Bem, nos casos da Lava-Jato, temos indivíduos que foram presos preventivamente e, depois de muito tempo sem julgamento, lhes foi oferecida a possibilidade de fazer a tal delação premiada. O que isso quer de fato dizer: você me conta o que sabe e eu alivio a sua barra na pena, ou até te concedo a liberdade. Na minha opinião, a irregularidade já começa aí. A delação só devia ser aplicada aos réus que ainda não foram processados, que não foram aprisionados. Oferece-se a eles o direito de, antes de ser formado o processo, se ele contar tudo o que sabe e entregar os comparsas no crime, a pena será reduzida ou pode até mesmo nem haver processo. Mas as delações não podem ser simplesmente contar o que sabe. Os fatos têm de ser reais e passíveis de comprovação. “Eu ouvi o João falar pro José que ia matar o Manuel, por isso o João deve ser o assassino” não pode servir, isoladamente, só porque Manuel foi morto, para condenar o João. Quem sabe o José, sabendo que eu tinha ouvido, matou o Manuel porque dele também sentia raiva? Assim, só eu contar que ouvi pode servir de indício, pode auxiliar na investigação, mas não serve como única prova. Acho que me fiz entender.

Pois bem. Se eu fosse réu no mesmo processo do João e do José sobre a morte de Manuel, tudo o que eu contasse da empreitada criminosa, tinha de estar subsidiada por fatos comprovados. Além disso, se eu apontasse um dos dois como culpado, para atender ao princípio da ampla defesa e do contraditório, o apontado teria de falar depois de mim, para se defender, inclusive, do que eu disse e contei.

Embora pareça óbvio, porque essas ilações têm relação direta com a liberdade do preso mais famoso do Brasil na atualidade, a banca está se tremendo de medo. E tem muita gente poderosa envolvida na falcatrua e que se beneficiará de uma possível anulação dos processos.

Aí há ainda pelo menos mais um ponto imprescindível que deve integrar essa equação polinômica: é possível e permissível ao poder público utilizar-se de uma ilegalidade para revelar outras? Esta negativa já foi princípio basilar das sociedades democráticas. Vigorou impassível até os atentados de 2001 contra os EUA, quando as novas leis de investigação alargaram os limites da invasão da vida privada pelo Estado. Atitudes, até então ilegais, passaram a ser incentivadas. Aqui no Brasil a coisa sempre foi meio bagunçada, mas havia um verniz.

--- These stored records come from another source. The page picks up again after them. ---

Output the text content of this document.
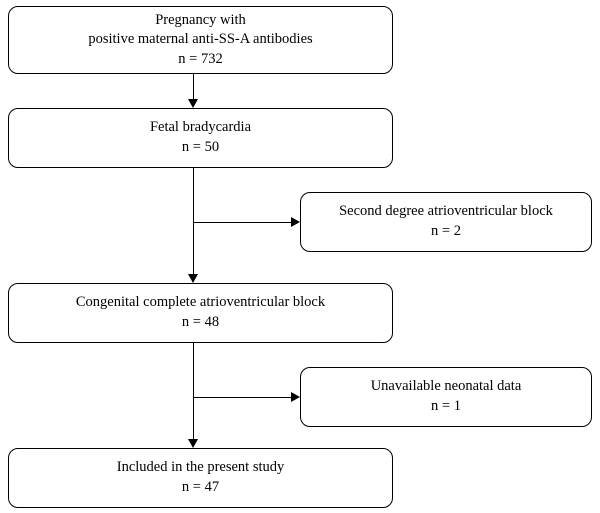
Pregnancy with
positive maternal anti-SS-A antibodies
n = 732
Fetal bradycardia
n = 50
Second degree atrioventricular block
n = 2
Congenital complete atrioventricular block
n = 48
Unavailable neonatal data
n = 1
Included in the present study
n = 47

Os juízes da Lava-jato, pelo visto, romperam essa casca de civilidade falsa, apoiados na ira despertada na população contra o ex-presidente Lula.

E eles cometeram, pelo que se viu, verdadeiros atentados contra a normalidade do processo penal. Não que fossem, neste caso, a exceção. É muito mais comum do que se supõe ver inocentes pararem atrás das grades por conta da cor da pele, do grau de instrução e da classe social.

Mas a questão continua me incomodando: O Estado pode quebrar as normas que se impõe para prender alguém considerado inconveniente?

Para mim, a resposta é não. Mas o que o Josias insinua é que o direito deve servir somente à classe dominante. É, para mim, um texto bem calhorda.